Penetapan jenis virus yang dimaksud, ditentukan berdasarkan pemeriksaan laboratorium.

Identifikasi VDPV berdasarkan tingkat perbedaan dari strain virus OPV.

Virus polio dikategorikan sebagai VDPV apabila terdapat perbedaan lebih dari 1 persen (>10 perubahan nukleotida) untuk virus polio tipe 1 dan 3, sedangkan untuk virus polio tipe 2 apabila ada perbedaan lebih dari 0,6 persen (>6 perubahan nukleotida).

Virus polio ini memasuki tubuh melalui mulut, dalam air atau makanan yang telah terkontaminasi dengan bahan feses dari orang yang terinfeksi.

Kemudian, virus berkembang biak di usus dan diekskresikan oleh orang yang terinfeksi di feses, yang dapat menularkan virus ke yang lain.

Tidak ada obat untuk penyakit polio, tetapi hanya bisa dicegah dengan imunisasi.

Pencegahan Polio

Untuk mencegah penyakit polio, tindakan yang paling efektif adalah memberikan vaksin atau imunisasi.

Vaksin polio yang diberikan berkali-kali dapat melindungi seorang anak seumur hidup.

Pencegahan penyakit polio dapat dilakukan dengan meningkatkan kesadaran masyarakat akan pentingnya pemberian imunisasi polio pada anak-anak.

Pencegahan penularan ke orang lain melalui kontak langsung (droplet) dengan menggunakan masker bagi yang sakit maupun yang sehat.

Selain itu, mencegah pencemaran lingkungan (fecal-oral) dan pengendalian infeksi dengan menerapkan buang air besar di jamban dan mengalirkannya ke septic tank.

Adapun 4 jenis vaksin Polio, sebagai berikut:

1. Oral Polio Vaccine (OPV)

Vaksin ini dikategorikan aman, efektif dan memberikan perlindungan jangka panjang sehingga sangat efektif dalam menghentikan penularan virus.

Vaksin ini diberikan secara oral.

Setelah vaksin ini bereplikasi di usus dan diekskresikan, dapat menyebar ke orang lain dalam kontak dekat.

2. Monovalent Oral Polio Vaccines (mOPV1 and mOPV3)

Sebelum pengembangan tOPV, OPV Monovalen (mopVs) dikembangkan pada awal tahun 1950-an.

Vaksin polio ini memberikan kekebalan hanya pada satu jenis dari tiga serotipe OPV, namun tidak memberikan perlindungan terhadap dua jenis lainnya.
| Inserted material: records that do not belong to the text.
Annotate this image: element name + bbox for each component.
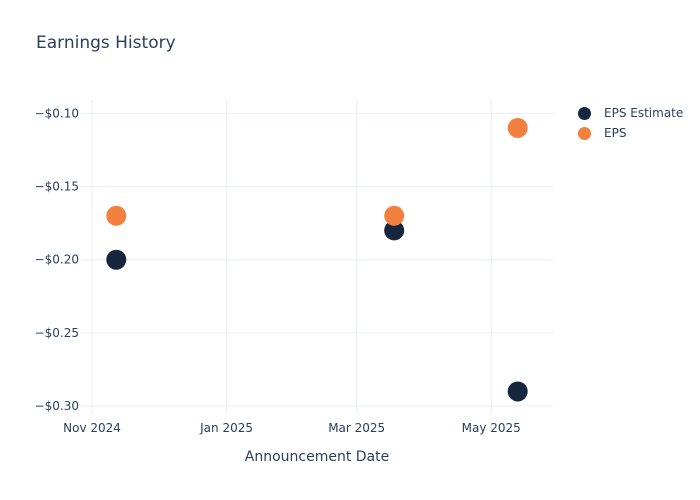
x-tick-label: Nov 2024 (63, 421, 121, 435)
legend: EPS Estimate EPS (578, 103, 683, 143)
legend-label: EPS (604, 126, 627, 140)
y-tick-label: −$0.30 (35, 399, 79, 413)
data-point-eps[interactable] (106, 205, 127, 226)
data-point-eps-estimate[interactable] (507, 381, 528, 402)
x-tick-label: Mar 2025 (328, 421, 385, 435)
data-point-eps-estimate[interactable] (384, 220, 405, 241)
y-tick-label: −$0.25 (35, 326, 79, 340)
x-axis-title: Announcement Date (244, 449, 390, 465)
data-point-eps-estimate[interactable] (106, 249, 127, 270)
data-point-eps[interactable] (384, 205, 405, 226)
x-tick-label: May 2025 (462, 421, 521, 435)
legend-label: EPS Estimate (604, 106, 684, 120)
y-tick-label: −$0.20 (35, 253, 79, 267)
legend-item-eps-estimate[interactable]: EPS Estimate (578, 103, 683, 123)
legend-marker-icon (578, 126, 591, 140)
data-point-eps[interactable] (507, 117, 528, 138)
y-tick-label: −$0.10 (35, 106, 79, 120)
legend-item-eps[interactable]: EPS (578, 123, 683, 143)
x-tick-label: Jan 2025 (199, 421, 253, 435)
y-tick-label: −$0.15 (35, 180, 79, 194)
legend-marker-icon (578, 106, 591, 120)
chart-title: Earnings History (36, 33, 176, 53)
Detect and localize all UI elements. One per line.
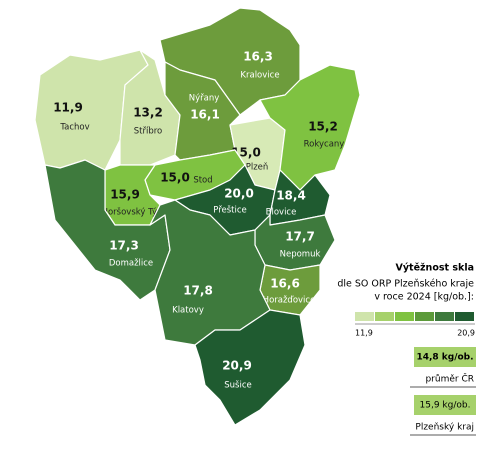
legend-subtitle: v roce 2024 [kg/ob.]: bbox=[374, 292, 474, 303]
legend-min: 11,9 bbox=[355, 329, 373, 338]
legend-swatch bbox=[455, 312, 474, 321]
region-value: 20,9 bbox=[222, 359, 252, 373]
region-value: 16,6 bbox=[270, 277, 300, 291]
region-value: 13,2 bbox=[133, 106, 163, 120]
legend-swatch bbox=[355, 312, 374, 321]
region-name: Kralovice bbox=[240, 71, 279, 81]
reference-label: průměr ČR bbox=[425, 373, 474, 385]
region-name: Přeštice bbox=[213, 205, 247, 216]
region-name: Rokycany bbox=[304, 140, 345, 150]
region-value: 16,3 bbox=[243, 50, 273, 64]
region-value: 15,0 bbox=[160, 171, 190, 185]
reference-value: 15,9 kg/ob. bbox=[420, 401, 471, 411]
region-value: 17,8 bbox=[183, 284, 213, 298]
region bbox=[194, 309, 306, 426]
region bbox=[259, 64, 361, 191]
legend-swatch bbox=[415, 312, 434, 321]
region-name: Plzeň bbox=[246, 162, 269, 173]
region-name: Nýřany bbox=[189, 94, 220, 104]
region-value: 18,4 bbox=[276, 189, 306, 203]
legend-title: Výtěžnost skla bbox=[396, 263, 475, 274]
region-value: 17,3 bbox=[109, 239, 139, 253]
legend-swatch bbox=[395, 312, 414, 321]
region-name: Klatovy bbox=[172, 306, 204, 316]
region-name: Horažďovice bbox=[263, 296, 316, 306]
region-value: 15,2 bbox=[308, 120, 338, 134]
legend-swatch bbox=[435, 312, 454, 321]
region-value: 11,9 bbox=[53, 101, 83, 115]
reference-box bbox=[414, 347, 476, 367]
reference-label: Plzeňský kraj bbox=[415, 422, 474, 433]
reference-box bbox=[414, 395, 476, 415]
region-name: Nepomuk bbox=[280, 250, 321, 260]
region-name: Blovice bbox=[266, 208, 297, 218]
reference-value: 14,8 kg/ob. bbox=[416, 353, 473, 363]
legend-subtitle: dle SO ORP Plzeňského kraje bbox=[337, 279, 474, 290]
region-value: 16,1 bbox=[190, 108, 220, 122]
region-name: Tachov bbox=[59, 123, 89, 133]
region-name: Stříbro bbox=[134, 127, 163, 137]
legend-swatch bbox=[375, 312, 394, 321]
region-value: 17,7 bbox=[285, 230, 315, 244]
region-name: Domažlice bbox=[109, 259, 153, 269]
region-name: Sušice bbox=[224, 380, 251, 391]
region-value: 15,9 bbox=[110, 188, 140, 202]
region-value: 20,0 bbox=[224, 187, 254, 201]
legend-max: 20,9 bbox=[457, 329, 475, 338]
region-name: Stod bbox=[193, 176, 212, 186]
region-name: Horšovský Týn bbox=[102, 207, 163, 218]
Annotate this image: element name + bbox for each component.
OPV Monovalen untuk virus Polio tipe 1 (mopV1) dan tipe 3 (mOPV3) dilisensikan lagi pada tahun 2005 dan akhirnya mendapatkan respon imun melawan serotipe yang lain.

3. Bivalent Oral Polio Vaccine (bOPV)

Setelah April 2016, vaksin virus Polio Oral Trivalen diganti dengan vaksin virus Polio Oral Bivalen (bOPV).

Bivalen OPV hanya mengandung virus serotipe 1 dan 3 yang dilemahkan, dalam jumlah yang sama seperti pada vaksin trivalen.

Bivalen OPV menghasilkan respons imun yang lebih baik terhadap jenis virus Polio tipe 1 dan 3 dibandingkan dengan OPV trivalen, namun tidak memberikan kekebalan terhadap serotipe 2.

4. Inactivated Polio Vaccine (IPV)

Sebelum bulan April 2016, vaksin virus Polio Oral Trival (topV) adalah vaksin utama yang digunakan untuk imunisasi rutin terhadap virus Polio.

Dikembangkan pada tahun 1950 oleh Albert Sabin, tOPV terdiri dari campuran virus polio hidup dan dilemahkan dari ketiga serotipe tersebut.

Harga vaksin tOPV tidak mahal, namun efektif dan memberikan perlindungan jangka panjang untuk ketiga serotipe virus Polio.

Vaksin Trivalen ditarik pada bulan April 2016 dan diganti dengan vaksin virus Polio Oral Bivalen (bOPV), yang hanya mengandung virus dilemahkan vaksin tipe 1 dan 3.